Ethiopia

Speeches Shim

Ethiopia Water
In Ethiopia, women and girls may have to walk hours or days to find clean drinking water for their households. USAID rehabilitates water points, supplying life-saving access to clean drinking water to drought-affected households.
Kelley Lynch

Key Developments

An estimated 8.5 million people in central, eastern, northern, and southern Ethiopia experienced severe food insecurity between July and September. Food insecurity is expected to remain atypically high across the country through the first half of 2021, with up to 11 million people facing severe food insecurity due to multiple factors, including elevated food prices and limited access to income-generating opportunities.
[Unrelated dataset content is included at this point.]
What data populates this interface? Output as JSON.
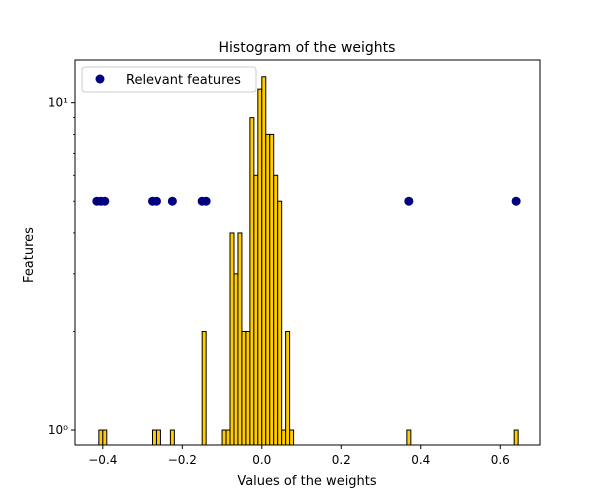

Heavy June-to-September kiremt rains have triggered widespread flooding, displacing nearly 293,000 people in six regions and adversely affecting approximately 1 million people.

USAID is also responding to the worst locust outbreak in decades. Learn more about our response in Ethiopia and several other East Africa countries.

Background

Ethiopia is experiencing its second severe drought in less than two years. Insufficient rainfall during the 2017 rainy season has led to severe water shortages, catastrophic livestock losses, and failed crops throughout the country. The drought in southern Ethiopia comes as the country’s north and central highland communities continue to recover from a severe drought in 2016 triggered by multiple consecutive seasons of below-average rainfall and the effects of the 2015/2016 El Niño climatic event. In August 2017, the Government of Ethiopia estimated that 8.5 million people in the country would require humanitarian assistance through December, primarily due to increased drought-related needs in southern and southeastern parts of Ethiopia.

In addition to drought, populations across Ethiopia face other challenges that contribute to sustained humanitarian needs and an ongoing complex emergency—including above-average food prices, disease outbreaks, localized intercommunal conflict, seasonal flooding, and limited access to health and water, sanitation, and hygiene services.